Download or read book Local Energy Autonomy written by Fanny Lopez and published by John Wiley & Sons. This book was released on 2019-07-30 with total page 388 pages. Available in PDF, EPUB and Kindle. Book excerpt: In recent years, interest for local energy production, supply and consumption has increased in academic and public debates. In particular, contemporary energy transition discourses and strategies often emphasize the search for increased local energy autonomy, a phrase which can refer to a diverse range of configurations, both in terms of the spaces and scales of the local territory considered and in terms of what is meant by energy autonomy. This book explores policies, projects and processes aimed at increased local energy autonomy, with a particular focus on their spatial, infrastructural and political dimensions.

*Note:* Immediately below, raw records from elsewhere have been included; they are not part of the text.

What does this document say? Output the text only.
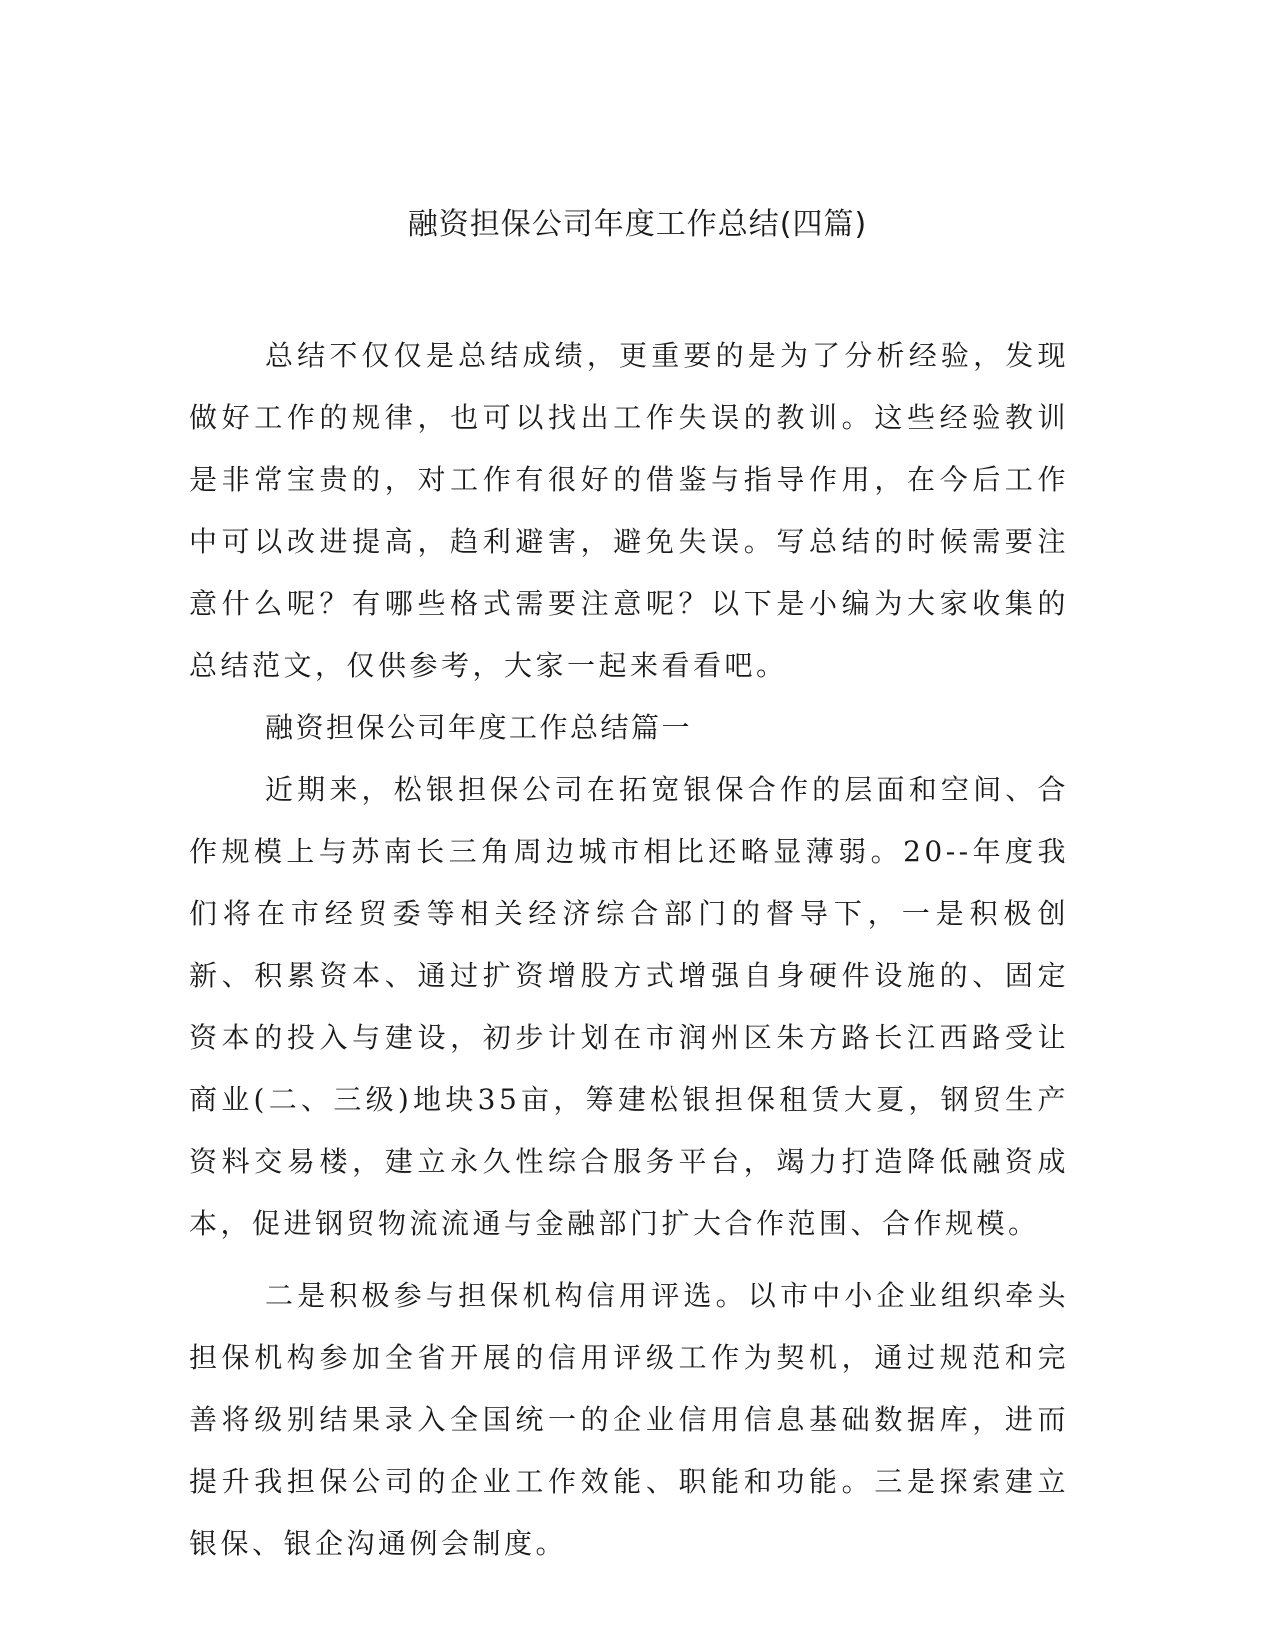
融资担保公司年度工作总结(四篇)

总结不仅仅是总结成绩，更重要的是为了分析经验，发现做好工作的规律，也可以找出工作失误的教训。这些经验教训是非常宝贵的，对工作有很好的借鉴与指导作用，在今后工作中可以改进提高，趋利避害，避免失误。写总结的时候需要注意什么呢？有哪些格式需要注意呢？以下是小编为大家收集的总结范文，仅供参考，大家一起来看看吧。

融资担保公司年度工作总结篇一

近期来，松银担保公司在拓宽银保合作的层面和空间、合作规模上与苏南长三角周边城市相比还略显薄弱。20--年度我们将在市经贸委等相关经济综合部门的督导下，一是积极创新、积累资本、通过扩资增股方式增强自身硬件设施的、固定资本的投入与建设，初步计划在市润州区朱方路长江西路受让商业(二、三级)地块35亩，筹建松银担保租赁大夏，钢贸生产资料交易楼，建立永久性综合服务平台，竭力打造降低融资成本，促进钢贸物流流通与金融部门扩大合作范围、合作规模。

二是积极参与担保机构信用评选。以市中小企业组织牵头担保机构参加全省开展的信用评级工作为契机，通过规范和完善将级别结果录入全国统一的企业信用信息基础数据库，进而提升我担保公司的企业工作效能、职能和功能。三是探索建立银保、银企沟通例会制度。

In doing so, the authors – Sabine Barles, Bruno Barroca, Guilhem Blanchard, Benoit Boutaud, Arwen Colell, Gilles Debizet, Ariane Debourdeau, Laure Dobigny, Florian Dupont, Zélia Hampikian, Sylvy Jaglin, Allan Jones, Raphael Ménard, Alain Nadaï, Angela Pohlmann, Cyril Roger-Lacan, Eric Vidalenc – improve our understanding of the always partial and controversial processes of energy relocation that articulate forms of local metabolic self-sufficiency, socio-technical decentralization and political empowerment. Comprising fifteen chapters, the book is divided into four parts: Governance and Actors; Urban Projects and Energy Systems; Energy Communities; and The Challenges of Energy Autonomy.

Autonomy

Download Autonomy PDF Online Free

Author :
Publisher : Duke University Press Books
ISBN 13 : 9781478001249
Total Pages : 0 pages
Book Rating : 4.0/5 (12 download)

DOWNLOAD NOW!


Book Synopsis Autonomy by : Nicholas Brown

Download or read book Autonomy written by Nicholas Brown and published by Duke University Press Books. This book was released on 2019-04-30 with total page 0 pages. Available in PDF, EPUB and Kindle. Book excerpt: In Autonomy Nicholas Brown theorizes the historical and theoretical argument for art's autonomy from its acknowledged character as a commodity. Refusing the position that the distinction between art and the commodity has collapsed, Brown demonstrates how art can, in confronting its material determinations, suspend the logic of capital by demanding interpretive attention. He applies his readings of Marx, Hegel, Adorno, and Jameson to a range of literature, photography, music, television, and sculpture, from Cindy Sherman's photography and the novels of Ben Lerner and Jennifer Egan to The Wire and the music of the White Stripes. He demonstrates that through their attention and commitment to form, such artists turn aside the determination posed by the demand of the market, thereby defeating the foreclosure of meaning entailed in commodification. In so doing, he offers a new theory of art that prompts a rethinking of the relationship between art, critical theory, and capitalism.